Kepala Dindik Kabupaten Lebak Hari Setiono mengatakan, pihaknya mendukung kegiatan JMS yang dilakukan oleh Kejari Lebak. Karenanya, pihaknya memerintahkan sekolah selalu siap bila sewaktu-waktu sekokahnya di tunjuk untuk kegiatan program JMS.
“Kita mendukung penuh JMS yang sangat mengedukasi. JMS ini sangat baik serta bermanfaat bagi siswa. Karena langsung tahu dari jaksa apa itu dampak dan ancaman hukum bagi pelaku pidana semisal bullying ataupun pencegahan kenakalan remaja di sekolah maupun soal hukum lainnya,” kata Hari Selasa 25 Februari 2025.
Hari mengatakan, berdasarkan laporan dari setiap sekolah yang telah tersentuh atau didatangi program JMS, para siswa sangat antusias.
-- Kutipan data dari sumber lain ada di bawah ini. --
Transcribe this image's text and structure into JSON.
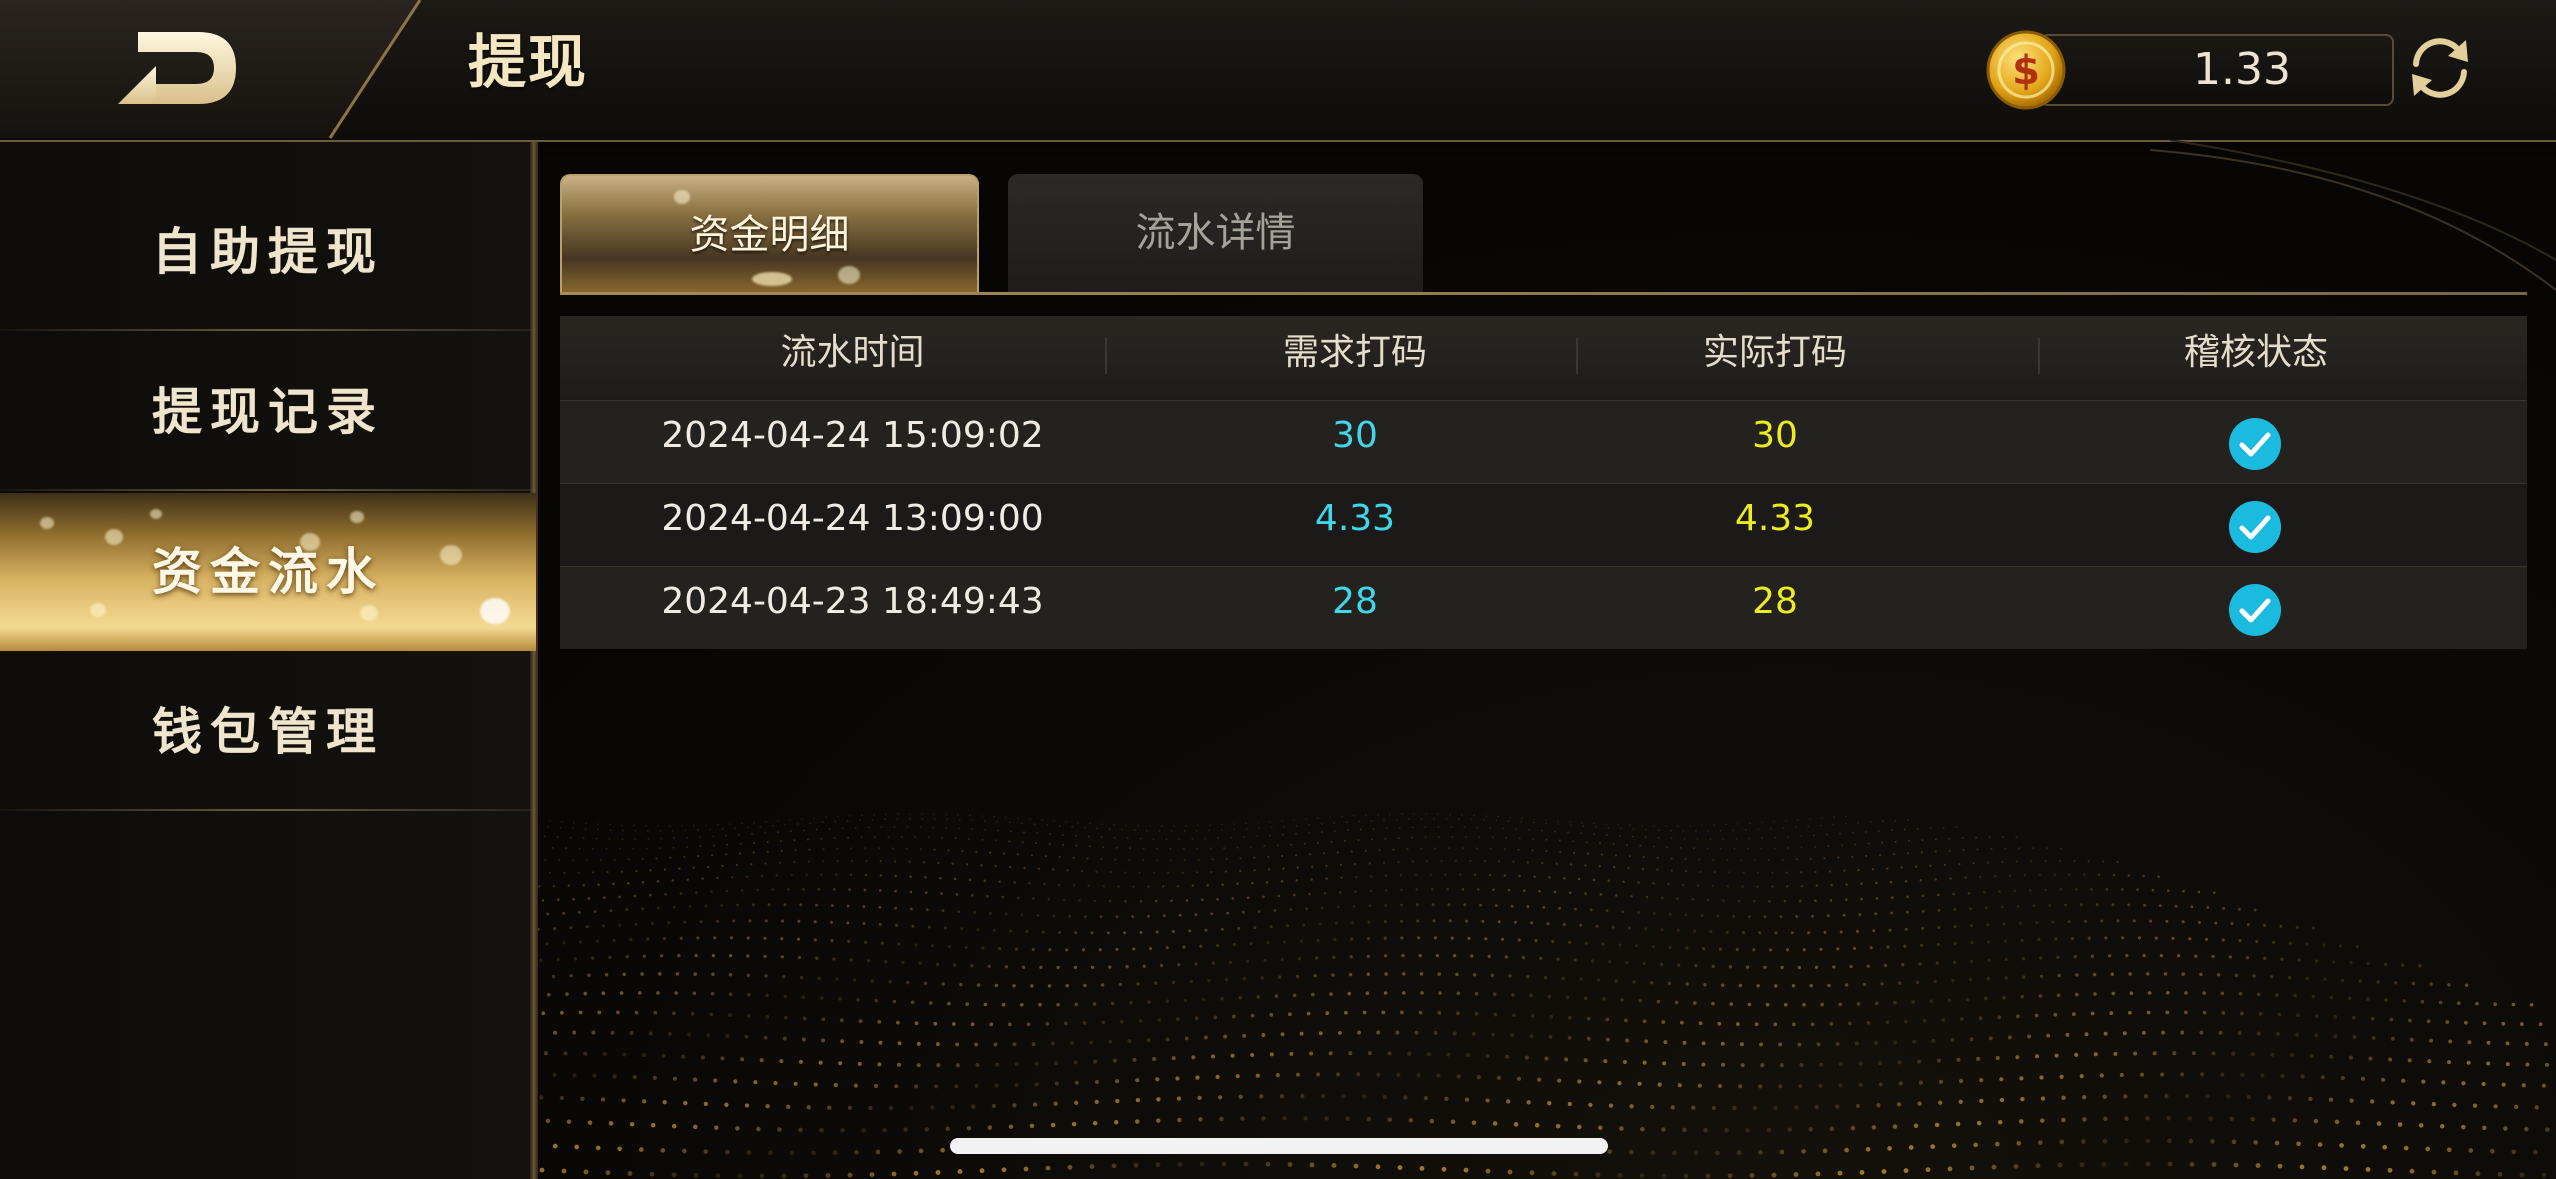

“Alhamdulilah, anak-anak sangat antusias dan mempunyai pengalaman dan pengetahuan baru apa itu yang namanya tindak pidana dan ancaman bagi yang melakukan pelanggaran,” ujarnya seraya menambahkan, pihaknya mendukung program JMS, dengan target kedepan para pelajar di Lebak tidak tersangkut atau melakukan perbuatan melanggar hukum.
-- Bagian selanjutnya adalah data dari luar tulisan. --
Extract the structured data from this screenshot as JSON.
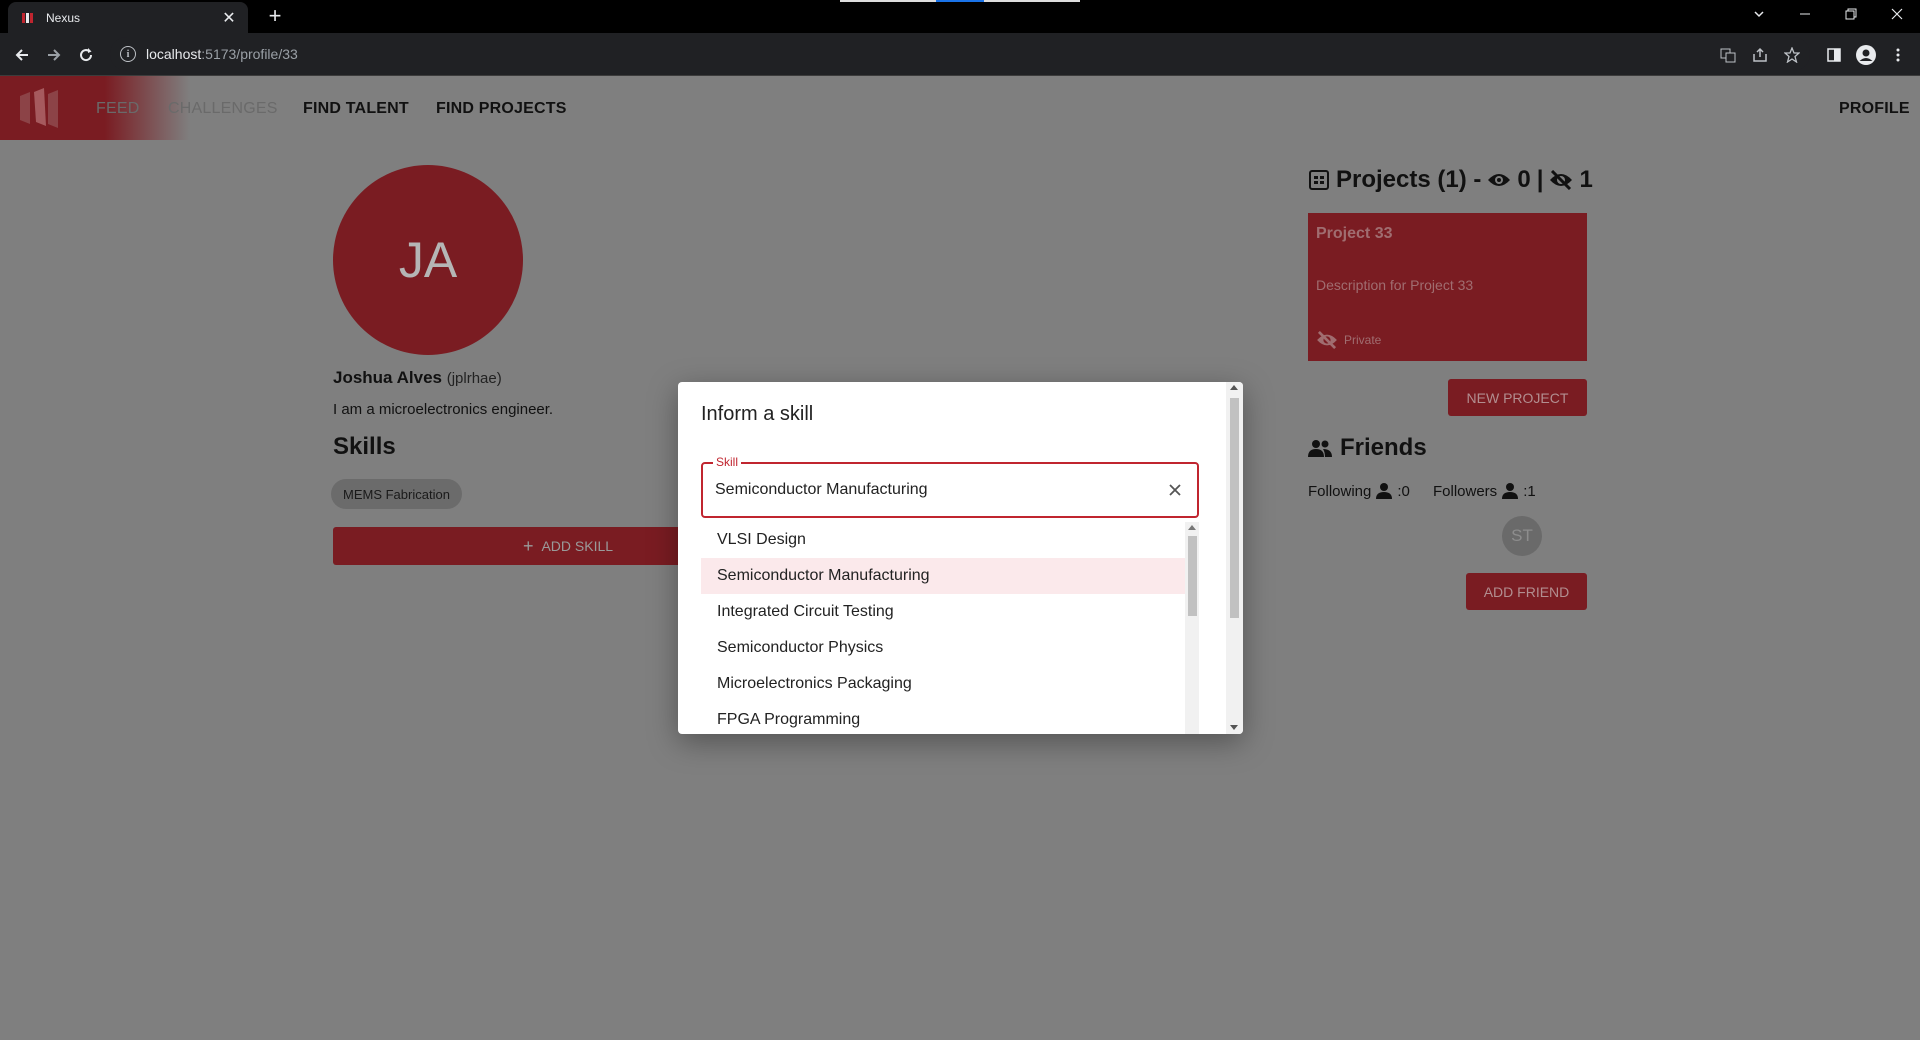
{
  "browser": {
    "tab_title": "Nexus",
    "tab_close": "✕",
    "new_tab": "+",
    "url_host": "localhost",
    "url_rest": ":5173/profile/33",
    "colors": {
      "chrome_dark": "#202124",
      "tabstrip": "#000000"
    }
  },
  "nav": {
    "items": [
      "FEED",
      "CHALLENGES",
      "FIND TALENT",
      "FIND PROJECTS"
    ],
    "profile": "PROFILE"
  },
  "profile": {
    "initials": "JA",
    "name": "Joshua Alves",
    "handle": "(jplrhae)",
    "bio": "I am a microelectronics engineer.",
    "skills_heading": "Skills",
    "skills": [
      "MEMS Fabrication"
    ],
    "add_skill_label": "ADD SKILL"
  },
  "projects": {
    "heading": "Projects (1) -",
    "public_count": "0",
    "separator": "|",
    "private_count": "1",
    "card": {
      "title": "Project 33",
      "description": "Description for Project 33",
      "visibility": "Private"
    },
    "new_project_label": "NEW PROJECT"
  },
  "friends": {
    "heading": "Friends",
    "following_label": "Following",
    "following_count": ":0",
    "followers_label": "Followers",
    "followers_count": ":1",
    "friend_initials": "ST",
    "add_friend_label": "ADD FRIEND"
  },
  "dialog": {
    "title": "Inform a skill",
    "field_label": "Skill",
    "field_value": "Semiconductor Manufacturing",
    "options": [
      "VLSI Design",
      "Semiconductor Manufacturing",
      "Integrated Circuit Testing",
      "Semiconductor Physics",
      "Microelectronics Packaging",
      "FPGA Programming"
    ],
    "highlighted_option": "Semiconductor Manufacturing"
  },
  "theme": {
    "brand": "#7a1c22",
    "accent": "#c0252f",
    "overlay": "#7f7f7f",
    "option_highlight": "#fbe9eb"
  }
}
Sementara itu Kasi Intelijen Kejari Lebak Puguh Raditya mengatakan, pihaknya melalui prgram JMS terus intens mensosialisasikan dampak buruk dari tindakan negatif seperti tawuran, penyalahgunaan narkoba, bullying dan kenakalan lainnya di kalangan pelajar.
Jumat pekan Kemarin, Kejari Lebak melalui JMS melaksanakan sosialisasi ke SMPN 1 Kalanganyar.
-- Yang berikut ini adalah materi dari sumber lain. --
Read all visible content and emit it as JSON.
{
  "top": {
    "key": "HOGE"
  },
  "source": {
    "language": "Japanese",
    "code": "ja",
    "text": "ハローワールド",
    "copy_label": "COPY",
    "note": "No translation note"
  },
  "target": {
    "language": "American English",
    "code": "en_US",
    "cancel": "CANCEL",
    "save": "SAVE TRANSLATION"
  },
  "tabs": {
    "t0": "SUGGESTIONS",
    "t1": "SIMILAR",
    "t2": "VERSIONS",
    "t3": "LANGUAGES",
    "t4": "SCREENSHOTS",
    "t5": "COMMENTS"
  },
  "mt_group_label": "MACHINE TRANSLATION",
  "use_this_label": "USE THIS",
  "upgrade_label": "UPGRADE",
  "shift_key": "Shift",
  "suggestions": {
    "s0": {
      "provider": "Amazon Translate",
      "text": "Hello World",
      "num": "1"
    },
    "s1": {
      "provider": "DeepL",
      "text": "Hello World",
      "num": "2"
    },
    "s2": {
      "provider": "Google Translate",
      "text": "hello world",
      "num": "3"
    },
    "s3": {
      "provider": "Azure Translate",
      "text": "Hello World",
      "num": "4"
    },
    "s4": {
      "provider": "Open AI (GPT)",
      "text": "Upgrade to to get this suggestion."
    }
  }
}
Tujuan JMS untuk memberikan pemahaman tentang hukum dan pencegahan kenakalan remaja di kalangan siswa secara dini.
“Ya, Melalui JMS ini diharapkan dapat terus menekan kenakalan remaja, seperti penyalah gunaan narkoba cyber bullying dan kenakalan remaja lainnya di kalangan pelajar,” katanya.
Menurutnya, dengan pendekatan yang interaktif dan edukatif, pihaknya menjelaskan
konsekuensi hukum dari kenakalan remaja serta pentingnya pentingnya menanamkan nilai-nilai positif seperti tanggung jawab, kedisiplinan, dan saling menghormati, yang diharapkan dapat membentuk karakter siswa yang lebih baik dan mengurangi risiko terlibat dalam tindakan yang merugikan diri sendiri dan orang lain.
“Dengan memahami hukum sejak dini, kita bisa membuat pilihan yang bijak dan jauh dari hukuman atau kenali hukum, jauhi hukuman,” katanya.